Use Law1, Law2 or Law3 instead.
definition¶Function used to define this law.
name¶Returns a name of the given law. Basically a name of the function.
str
Law1(function)[source]¶Bases: returns.primitives.laws.Law, Generic[returns.primitives.laws._TypeArgType1, returns.primitives.laws._ReturnType]
Law definition for functions with a single argument.
function (Callable[[~_TypeArgType1], ~_ReturnType]) –
definition¶Function used to define this law.

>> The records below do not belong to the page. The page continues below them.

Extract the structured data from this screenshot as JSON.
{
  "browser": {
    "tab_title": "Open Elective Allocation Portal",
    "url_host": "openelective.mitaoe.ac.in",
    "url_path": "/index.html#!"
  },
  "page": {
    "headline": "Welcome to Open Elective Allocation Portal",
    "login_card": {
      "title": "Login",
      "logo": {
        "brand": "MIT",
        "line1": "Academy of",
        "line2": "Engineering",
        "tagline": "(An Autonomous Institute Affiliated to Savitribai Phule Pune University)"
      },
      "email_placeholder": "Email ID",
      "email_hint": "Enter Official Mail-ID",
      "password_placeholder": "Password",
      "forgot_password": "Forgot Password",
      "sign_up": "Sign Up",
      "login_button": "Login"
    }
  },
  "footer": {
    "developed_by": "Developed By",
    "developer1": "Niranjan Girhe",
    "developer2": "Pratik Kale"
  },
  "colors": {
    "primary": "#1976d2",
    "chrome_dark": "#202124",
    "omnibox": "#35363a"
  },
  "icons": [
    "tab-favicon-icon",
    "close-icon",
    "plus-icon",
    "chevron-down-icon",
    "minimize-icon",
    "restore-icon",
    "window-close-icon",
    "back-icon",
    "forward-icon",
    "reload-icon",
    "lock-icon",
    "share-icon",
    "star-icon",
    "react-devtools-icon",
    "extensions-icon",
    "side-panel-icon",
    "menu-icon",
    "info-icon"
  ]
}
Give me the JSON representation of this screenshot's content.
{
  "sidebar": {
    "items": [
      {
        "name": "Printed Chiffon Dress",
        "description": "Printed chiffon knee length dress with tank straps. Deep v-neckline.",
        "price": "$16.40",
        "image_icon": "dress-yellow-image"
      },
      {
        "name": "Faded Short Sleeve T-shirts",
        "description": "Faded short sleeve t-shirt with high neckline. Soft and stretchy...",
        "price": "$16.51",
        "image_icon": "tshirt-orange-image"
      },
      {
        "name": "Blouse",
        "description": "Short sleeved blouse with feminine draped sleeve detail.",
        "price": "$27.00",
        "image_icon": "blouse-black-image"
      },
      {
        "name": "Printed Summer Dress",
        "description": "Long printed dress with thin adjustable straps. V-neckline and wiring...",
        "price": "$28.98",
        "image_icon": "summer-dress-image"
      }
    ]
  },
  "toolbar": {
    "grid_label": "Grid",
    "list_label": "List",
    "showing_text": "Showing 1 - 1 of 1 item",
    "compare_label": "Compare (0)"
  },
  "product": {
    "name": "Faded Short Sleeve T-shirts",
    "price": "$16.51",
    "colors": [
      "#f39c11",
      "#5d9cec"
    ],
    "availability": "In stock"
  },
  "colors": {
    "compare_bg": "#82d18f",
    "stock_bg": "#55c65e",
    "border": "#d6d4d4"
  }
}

Law2(function)[source]¶Bases: returns.primitives.laws.Law, Generic[returns.primitives.laws._TypeArgType1, returns.primitives.laws._TypeArgType2, returns.primitives.laws._ReturnType]
Law definition for functions with two arguments.
function (Callable[[~_TypeArgType1, ~_TypeArgType2], ~_ReturnType]) –
definition¶Function used to define this law.
Law3(function)[source]¶Bases: returns.primitives.laws.Law, Generic[returns.primitives.laws._TypeArgType1, returns.primitives.laws._TypeArgType2, returns.primitives.laws._TypeArgType3, returns.primitives.laws._ReturnType]
Law definition for functions with three argument.
function (Callable[[~_TypeArgType1, ~_TypeArgType2, ~_TypeArgType3], ~_ReturnType]) –
definition¶Function used to define this law.
check_all_laws(container_type, *, settings_kwargs=None, use_init=False)[source]¶Function to check all defined mathematical laws in a specified container.
Should be used like so:
from returns.contrib.hypothesis.laws import check_all_laws
from returns.io import IO
check_all_laws(IO)
You can also pass different hypothesis settings inside:
check_all_laws(IO, {'max_examples': 100})
Note
Cannot be used inside doctests because of the magic we use inside.
See also
container_type (Type[Lawful]) –
settings_kwargs (Optional[Dict[str, Any]]) –
use_init (bool) –
None
container_strategies(container_type, *, settings)[source]¶Registers all types inside a container to resolve to a correct strategy.
For example, let’s say we have Result type.
It is a subtype of ContainerN, MappableN, BindableN, etc.
When we check this type, we need MappableN to resolve to Result.
Can be used independently from other functions.
container_type (Type[Lawful]) –
settings (_Settings) –
Iterator[None]
maybe_register_container(container_type, *, use_init)[source]¶Temporary registers a container if it is not registered yet.